L’Aquila – L’anno 2020 è stato caratterizzato da mutamenti profondi delle nostre abitudini di vita. In modo repentino, quasi tutte le nostre attività (lavoro – scuola – tempo libero – formazione – cultura – relazioni) hanno conosciuto una rimodulazione basata in larga parte sull’utilizzo della rete, con un allargamento della platea degli utenti anche a soggetti normalmente poco adusi alle nuove tecnologie, fattore il quale, se da un lato ha accelerato un processo di modernizzazione certamente già in nuce, ha del pari determinato una accresciuta esposizione alle minacce della cyber-criminalità.

In questo ambito l’attività della Sezione della Polizia Postale di L’Aquila non ha riscontrato rallentamenti anzi, vi è stato un incremento dei reati inerenti l’ambito del “Financial Cyber Crime” proprio in virtù del fatto che, nel periodo a cavallo tra la primavera e l’estate, vi è stata la chiusura totale delle attività commerciali, stabilite dal Governo. In tali circostanze molti cittadini hanno fatto, loro malgrado, un uso massivo e quotidiano del web e più in particolare dei siti di e-commerce, per cercare di quanto ritenuto necessario, esponendosi, di fatto, alle molteplici insidie della rete. In tale contesto si sono ricevute 71 denunce/querele suddivise tra e-commerce, trading on line, sextorsion, business email compromise e le cosi dette truffe “sentimentali”. Nell’ambito dell’area “Cyber Crime” si registrano 66 denunce/querele tra furto dell’identità digitale, diffamazione e soprattutto reati di pedo pornografia.

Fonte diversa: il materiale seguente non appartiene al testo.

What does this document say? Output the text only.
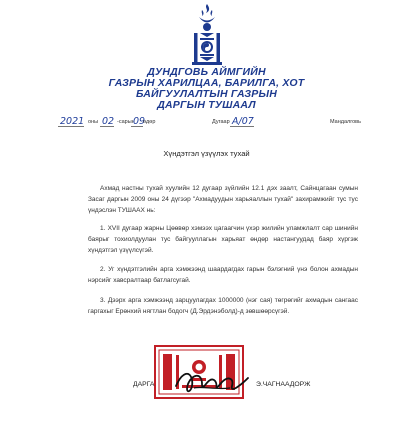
ДУНДГОВЬ АЙМГИЙН
ГАЗРЫН ХАРИЛЦАА, БАРИЛГА, ХОТ
БАЙГУУЛАЛТЫН ГАЗРЫН
ДАРГЫН ТУШААЛ
2021 оны 02 -сарын
09
өдөр	Дугаар А/07	Мандалговь
Хүндэтгэл үзүүлэх тухай
Ахмад настны тухай хуулийн 12 дугаар зүйлийн 12.1 дэх заалт, Сайнцагаан сумын Засаг даргын 2009 оны 24 дүгээр "Ахмадуудын харьяаллын тухай" захирамжийг тус тус үндэслэн ТУШААХ нь:
1. XVII дугаар жарны Цөөвөр хэмээх цагаагчин үхэр жилийн уламжлалт сар шинийн баярыг тохиолдуулан тус байгууллагын харьяат өндөр настангуудад баяр хүргэж хүндэтгэл үзүүлсүгэй.
2. Уг хүндэтгэлийн арга хэмжээнд шаардагдах гарын бэлэгний үнэ болон ахмадын нэрсийг хавсралтаар батлагсугай.
3. Дээрх арга хэмжээнд зарцуулагдах 1000000 (нэг сая) төгрөгийг ахмадын сангаас гаргахыг Ерөнхий нягтлан бодогч (Д.Эрдэнэболд)-д зөвшөөрсүгэй.
ДАРГА	Э.ЧАГНААДОРЖ
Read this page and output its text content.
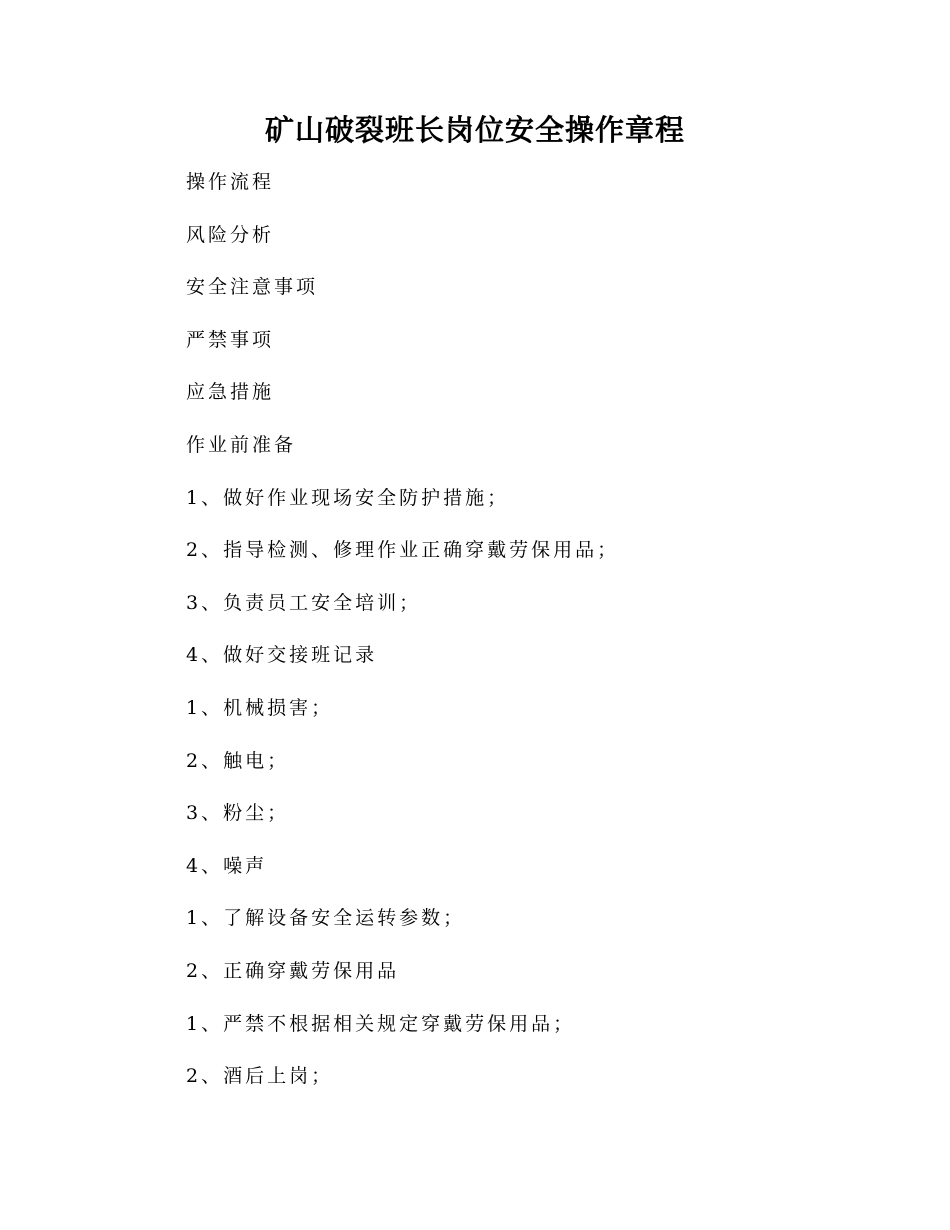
矿山破裂班长岗位安全操作章程
操作流程
风险分析
安全注意事项
严禁事项
应急措施
作业前准备
1、做好作业现场安全防护措施；
2、指导检测、修理作业正确穿戴劳保用品；
3、负责员工安全培训；
4、做好交接班记录
1、机械损害；
2、触电；
3、粉尘；
4、噪声
1、了解设备安全运转参数；
2、正确穿戴劳保用品
1、严禁不根据相关规定穿戴劳保用品；
2、酒后上岗；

Ed in questo contesto rientra l’attività eseguita per i due attacchi DDoS (Distributed Denial of Service) che hanno interessato aziende della provincia, con finalità estorsiva e accessi abusivi con l’intento di carpire dati sensibili, particolarmente insidiose poiché ricollegabili ad attori malevoli dotati di notevole expertise tecnico e rilevanti risorseTutto ciò ha determinato, in termini di risposta verso questi crimini, 24 persone denunciate all’A.G., 6 perquisizioni per reati di pedo pornografia ed e-commerce.

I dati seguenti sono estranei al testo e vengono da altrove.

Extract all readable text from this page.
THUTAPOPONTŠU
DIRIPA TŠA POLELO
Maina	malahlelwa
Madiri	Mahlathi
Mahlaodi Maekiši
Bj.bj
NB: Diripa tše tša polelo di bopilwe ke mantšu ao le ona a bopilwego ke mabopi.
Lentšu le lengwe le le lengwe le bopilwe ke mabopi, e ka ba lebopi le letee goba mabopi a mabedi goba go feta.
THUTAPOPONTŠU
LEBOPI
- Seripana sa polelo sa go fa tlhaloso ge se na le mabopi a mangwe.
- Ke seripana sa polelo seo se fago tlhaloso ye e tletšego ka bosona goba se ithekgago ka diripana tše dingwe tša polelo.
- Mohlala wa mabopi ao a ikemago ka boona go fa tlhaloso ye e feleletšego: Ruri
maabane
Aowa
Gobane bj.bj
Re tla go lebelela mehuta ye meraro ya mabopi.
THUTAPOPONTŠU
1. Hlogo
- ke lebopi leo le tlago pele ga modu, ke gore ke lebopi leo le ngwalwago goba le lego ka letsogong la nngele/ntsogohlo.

Notevole è stata l’attività svolta su delega, ricomprendendo ben 120 incarichi da parte delle A.G. operanti in provincia. A tutto ciò si aggiunga anche lo svolgimento di servizi automontati che hanno riguardato la vigilanza degli Uffici Postali operanti in ambito comunale, attraverso l’impiego di 16 pattuglie che hanno avuto lo scopo, oltre quello della preminente sicurezza dei siti, anche quello dell’osservanza delle prescrizioni, dei divieti e delle disposizioni previste nei vari Decreti che si sono succeduti nel tempo, in concomitanza con i pagamenti delle pensioni.

Sebbene la scuola si sia svolta con la “Didattica a distanza“, non si sono verificati problemi connessi con l’uso delle varie piattaforme di comunicazione, quali Meet, Skype, Whatsapp ecc.., a differenza di quanto successo in altre parti d’Italia.

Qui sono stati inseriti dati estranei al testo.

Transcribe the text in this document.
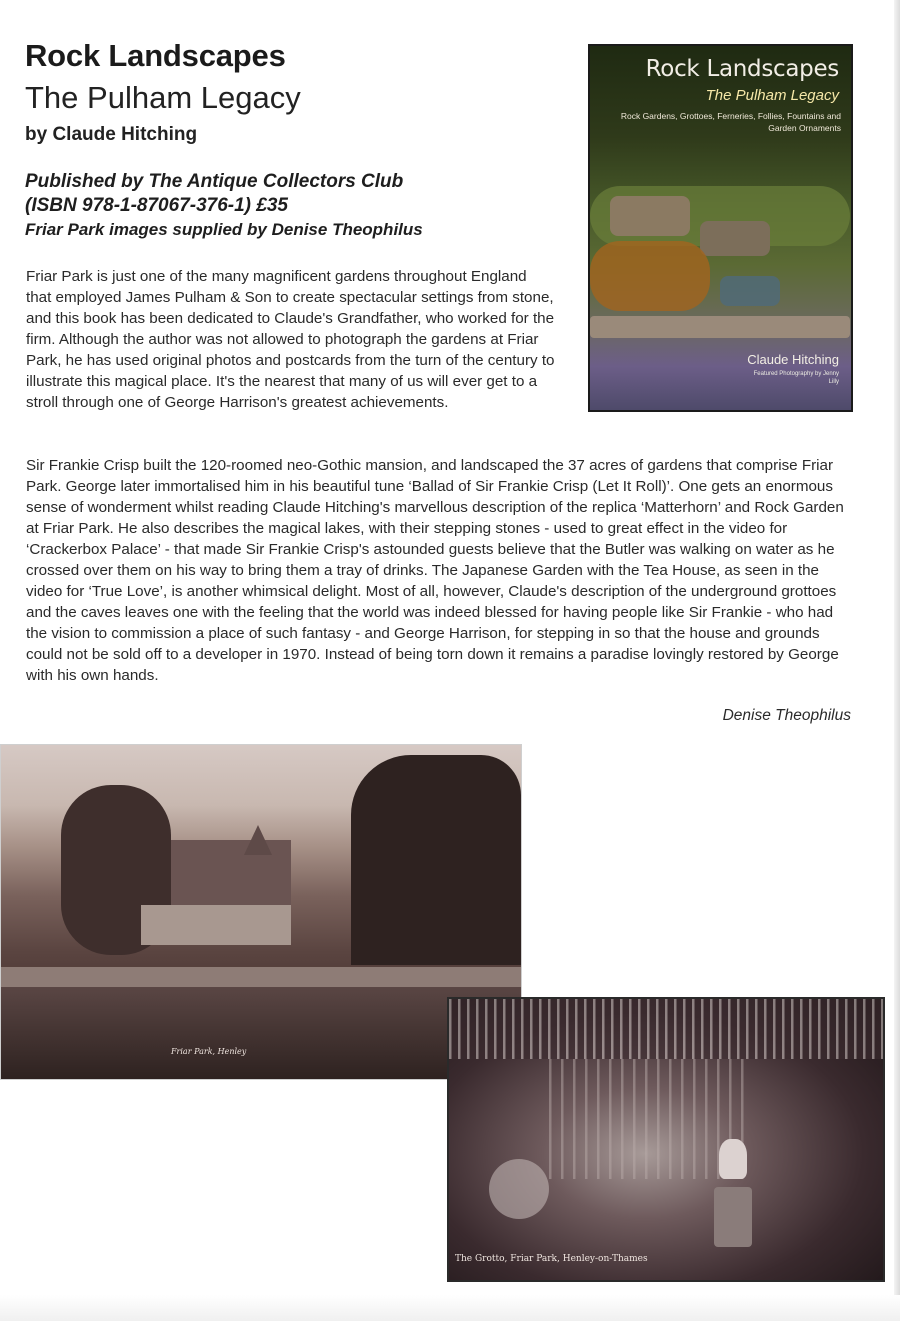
Rock Landscapes
The Pulham Legacy

by Claude Hitching

Published by The Antique Collectors Club
(ISBN 978-1-87067-376-1) £35
Friar Park images supplied by Denise Theophilus

Friar Park is just one of the many magnificent gardens throughout England that employed James Pulham & Son to create spectacular settings from stone, and this book has been dedicated to Claude's Grandfather, who worked for the firm. Although the author was not allowed to photograph the gardens at Friar Park, he has used original photos and postcards from the turn of the century to illustrate this magical place. It's the nearest that many of us will ever get to a stroll through one of George Harrison's greatest achievements.

Rock Landscapes
The Pulham Legacy
Rock Gardens, Grottoes, Ferneries, Follies, Fountains and Garden Ornaments
Claude Hitching
Featured Photography by Jenny Lilly

Sir Frankie Crisp built the 120-roomed neo-Gothic mansion, and landscaped the 37 acres of gardens that comprise Friar Park. George later immortalised him in his beautiful tune ‘Ballad of Sir Frankie Crisp (Let It Roll)’. One gets an enormous sense of wonderment whilst reading Claude Hitching's marvellous description of the replica ‘Matterhorn’ and Rock Garden at Friar Park. He also describes the magical lakes, with their stepping stones - used to great effect in the video for ‘Crackerbox Palace’ - that made Sir Frankie Crisp's astounded guests believe that the Butler was walking on water as he crossed over them on his way to bring them a tray of drinks. The Japanese Garden with the Tea House, as seen in the video for ‘True Love’, is another whimsical delight. Most of all, however, Claude's description of the underground grottoes and the caves leaves one with the feeling that the world was indeed blessed for having people like Sir Frankie - who had the vision to commission a place of such fantasy - and George Harrison, for stepping in so that the house and grounds could not be sold off to a developer in 1970. Instead of being torn down it remains a paradise lovingly restored by George with his own hands.

Denise Theophilus

Friar Park, Henley
The Grotto, Friar Park, Henley-on-Thames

Anche dal punto di vista formativo, la Sezione si è resa protagonista svolgendo, presso molti Istituti Scolastici del Distretto Aquilano, 18 incontri formativi finalizzati alla “Educazione alla legalità” che hanno visto il coinvolgimento di centinaia e centinaia di persone tra studenti e corpo docente, tra i quali si segnalano gli ultimi due svolti in modalità “video conferenza” espressamente richiesti dalla locale Procura della Repubblica.

Nel 2020, nell’ambito della realtà della Sezione, oltre alle predette attività di rilievo, sono stati sequestrati 25 apparati informatici ed effettuati diversi monitoraggi internet e, a seguire, si continuerà ad operare nella prevenzione e repressione dei fenomeni criminali menzionati.